I have a string that looks like this:

aaaaa: lorem ipsum bb: dolor sit amet ccc: no pro movet

What would be the best way to split the string into an array and get the following result in PHP?

array[0]='aaaaa: lorem ipsum';
array[1]='bb: dolor sit amet';
array[2]='ccc: no pro movet';

I can write a function that finds the position of each ":", finds the length of the word before it, and splits the string. But I guess there is an easier way using regular expressions?

Toto
  • 89,455
  • 62
  • 89
  • 125
johnohod
  • 494
  • 5
  • 19
  • 4
    while a regexp will help you here, you should ask yourself if you shouldn't fix the design problem that led you there – Burki Jun 23 '17 at 08:00
  • Which regex have you tried so far? – Julien Lachal Jun 23 '17 at 08:00
  • @Burki, true, but I get the string from an external system so I have to handle it somehow. I haven't actually tried any regex yet, I'm not so experienced with them. – johnohod Jun 23 '17 at 08:05
  • 1
    @johnohod Saying that you are not experienced, doesn't mean that you cannot try, at least. Read a bit. That would help you learn. Use `preg_match_all` and the following pattern: `([a-z]+:)` that should be a good start, imo. – Ivanka Todorova Jun 23 '17 at 08:07

2 Answers2

3

For this kind of job, I'll use preg_match_all:

$str = 'aaaaa: lorem ipsum bb: dolor sit amet ccc: no pro movet';
preg_match_all('/\S+:.+?(?=\S+:|$)/', $str, $m);
print_r($m);

Output:

Array
(
    [0] => Array
        (
            [0] => aaaaa: lorem ipsum 
            [1] => bb: dolor sit amet 
            [2] => ccc: no pro movet
        )

)

Explanation:

\S+:        : 1 or more NON space followed by colon
.+?         : 1 or more any character not greedy
(?=\S+:|$)  : lookahead, make sure we have 1 or more NON space followed by colon or end of string
Toto
  • 89,455
  • 62
  • 89
  • 125
0

Your desired 1-dim array can be directly achieved with preg_split() as requested. preg_split() is a better choice for this task versus preg_match_all because the only unwanted characters are the delimiting spaces. preg_match_all() creates a more complexe array structure than you need, so there is the extra step of accessing the first subarray.

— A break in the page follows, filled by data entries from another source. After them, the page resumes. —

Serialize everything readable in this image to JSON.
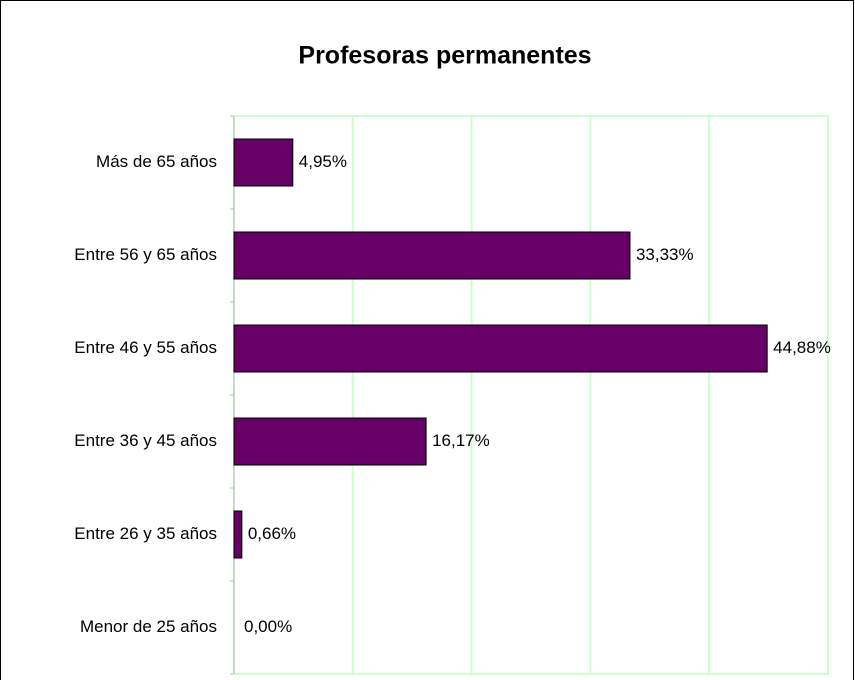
{
  "chart_data": {
    "type": "barh",
    "title": "Profesoras permanentes",
    "categories": [
      "Más de 65 años",
      "Entre 56 y 65 años",
      "Entre 46 y 55 años",
      "Entre 36 y 45 años",
      "Entre 26 y 35 años",
      "Menor de 25 años"
    ],
    "values": [
      4.95,
      33.33,
      44.88,
      16.17,
      0.66,
      0.0
    ],
    "value_labels": [
      "4,95%",
      "33,33%",
      "44,88%",
      "16,17%",
      "0,66%",
      "0,00%"
    ],
    "color": "#660066",
    "xlim": [
      0,
      50
    ],
    "xticks": [
      0,
      10,
      20,
      30,
      40,
      50
    ],
    "grid": true
  }
}
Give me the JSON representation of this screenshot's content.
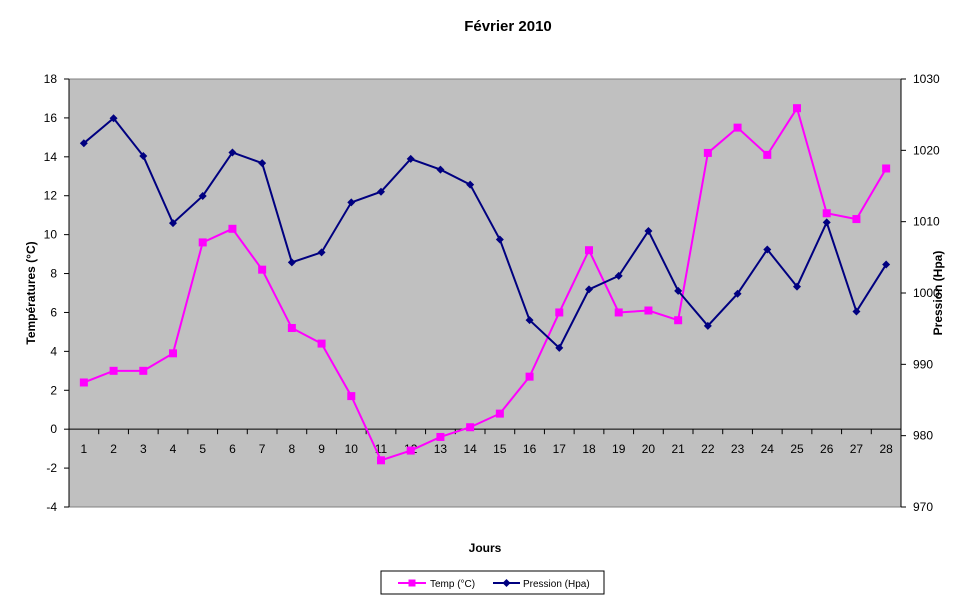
{
  "chart_data": {
    "type": "line",
    "title": "Février 2010",
    "xlabel": "Jours",
    "ylabel_left": "Températures  (°C)",
    "ylabel_right": "Pression (Hpa)",
    "x": [
      1,
      2,
      3,
      4,
      5,
      6,
      7,
      8,
      9,
      10,
      11,
      12,
      13,
      14,
      15,
      16,
      17,
      18,
      19,
      20,
      21,
      22,
      23,
      24,
      25,
      26,
      27,
      28
    ],
    "ylim_left": [
      -4,
      18
    ],
    "yticks_left": [
      -4,
      -2,
      0,
      2,
      4,
      6,
      8,
      10,
      12,
      14,
      16,
      18
    ],
    "ylim_right": [
      970,
      1030
    ],
    "yticks_right": [
      970,
      980,
      990,
      1000,
      1010,
      1020,
      1030
    ],
    "grid": false,
    "legend": "bottom",
    "series": [
      {
        "name": "Temp (°C)",
        "axis": "left",
        "color": "#ff00ff",
        "marker": "square",
        "values": [
          2.4,
          3.0,
          3.0,
          3.9,
          9.6,
          10.3,
          8.2,
          5.2,
          4.4,
          1.7,
          -1.6,
          -1.1,
          -0.4,
          0.1,
          0.8,
          2.7,
          6.0,
          9.2,
          6.0,
          6.1,
          5.6,
          14.2,
          15.5,
          14.1,
          16.5,
          11.1,
          10.8,
          13.4
        ]
      },
      {
        "name": "Pression (Hpa)",
        "axis": "right",
        "color": "#000080",
        "marker": "diamond",
        "values": [
          1021,
          1024.5,
          1019.2,
          1009.8,
          1013.6,
          1019.7,
          1018.2,
          1004.3,
          1005.7,
          1012.7,
          1014.2,
          1018.8,
          1017.3,
          1015.2,
          1007.5,
          996.2,
          992.3,
          1000.5,
          1002.4,
          1008.7,
          1000.3,
          995.4,
          999.9,
          1006.1,
          1000.9,
          1009.9,
          997.4,
          1004
        ]
      }
    ]
  }
}
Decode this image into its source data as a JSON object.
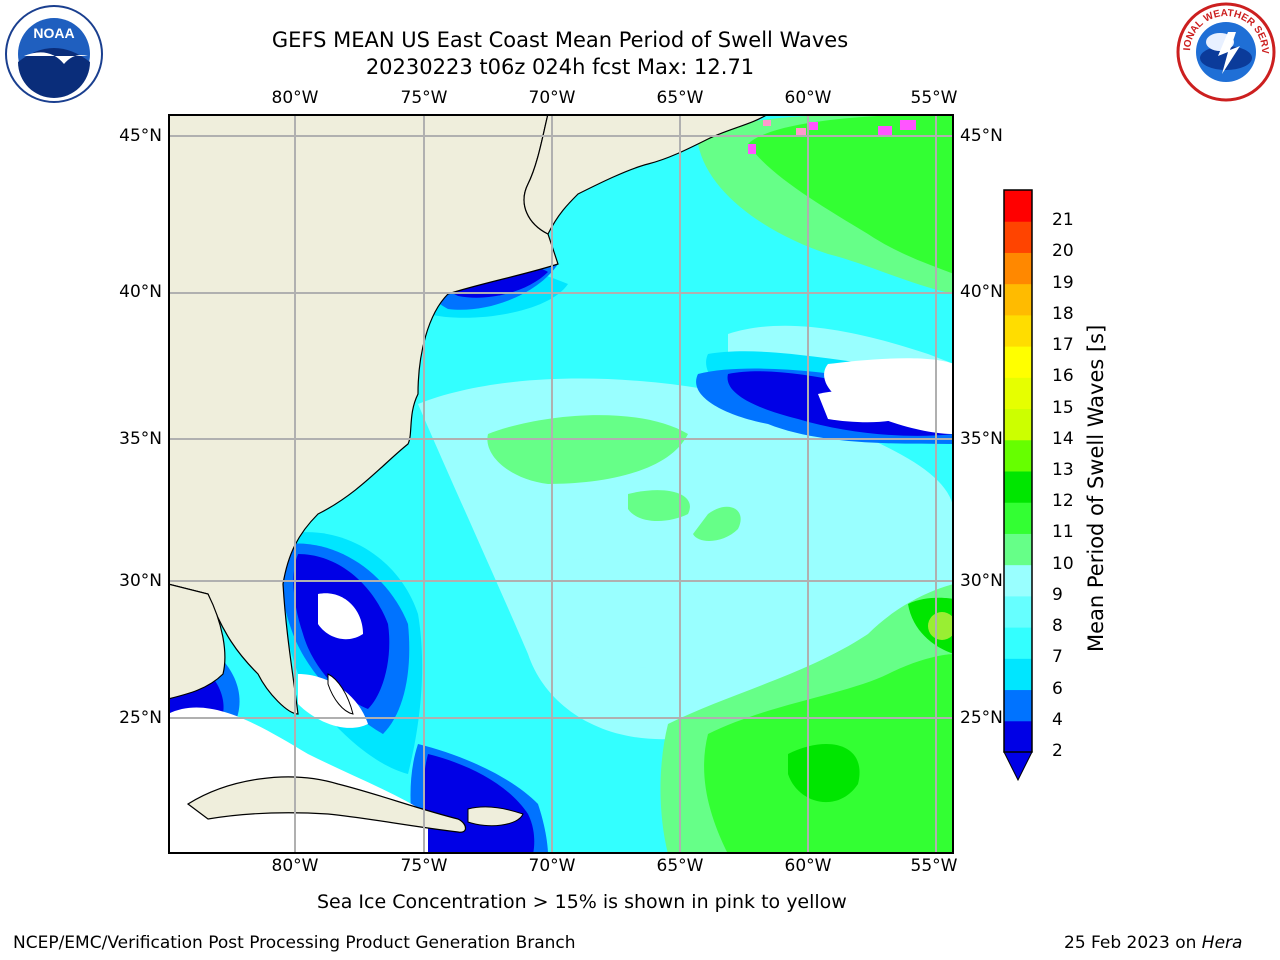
{
  "header": {
    "title_line1": "GEFS MEAN US East Coast Mean Period of Swell Waves",
    "title_line2": "20230223 t06z 024h fcst   Max: 12.71"
  },
  "logos": {
    "noaa_text": "NOAA",
    "nws_text": "NATIONAL WEATHER SERVICE"
  },
  "map": {
    "lon_ticks": [
      "80°W",
      "75°W",
      "70°W",
      "65°W",
      "60°W",
      "55°W"
    ],
    "lat_ticks": [
      "45°N",
      "40°N",
      "35°N",
      "30°N",
      "25°N"
    ]
  },
  "colorbar": {
    "title": "Mean Period of Swell Waves [s]",
    "levels": [
      "2",
      "4",
      "6",
      "7",
      "8",
      "9",
      "10",
      "11",
      "12",
      "13",
      "14",
      "15",
      "16",
      "17",
      "18",
      "19",
      "20",
      "21"
    ],
    "colors": [
      "#0000e6",
      "#0073ff",
      "#00e6ff",
      "#33ffff",
      "#66ffff",
      "#99ffff",
      "#66ff88",
      "#33ff33",
      "#00e600",
      "#66ff00",
      "#ccff00",
      "#e6ff00",
      "#ffff00",
      "#ffdd00",
      "#ffbb00",
      "#ff8800",
      "#ff4400",
      "#ff0000"
    ]
  },
  "notes": {
    "ice_note": "Sea Ice Concentration > 15% is shown in pink to yellow",
    "branch": "NCEP/EMC/Verification Post Processing Product Generation Branch",
    "date_prefix": "25 Feb 2023 on ",
    "machine": "Hera"
  }
}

My pattern will split the string on every space that is followed by one or more lowercase letters, then a colon.

Code: (Demo)

$string = 'aaaaa: lorem ipsum bb: dolor sit amet ccc: no pro movet';
var_export(preg_split('/ (?=[a-z]+:)/', $string));

Output:

array (
  0 => 'aaaaa: lorem ipsum',
  1 => 'bb: dolor sit amet',
  2 => 'ccc: no pro movet',
)
mickmackusa
  • 43,625
  • 12
  • 83
  • 136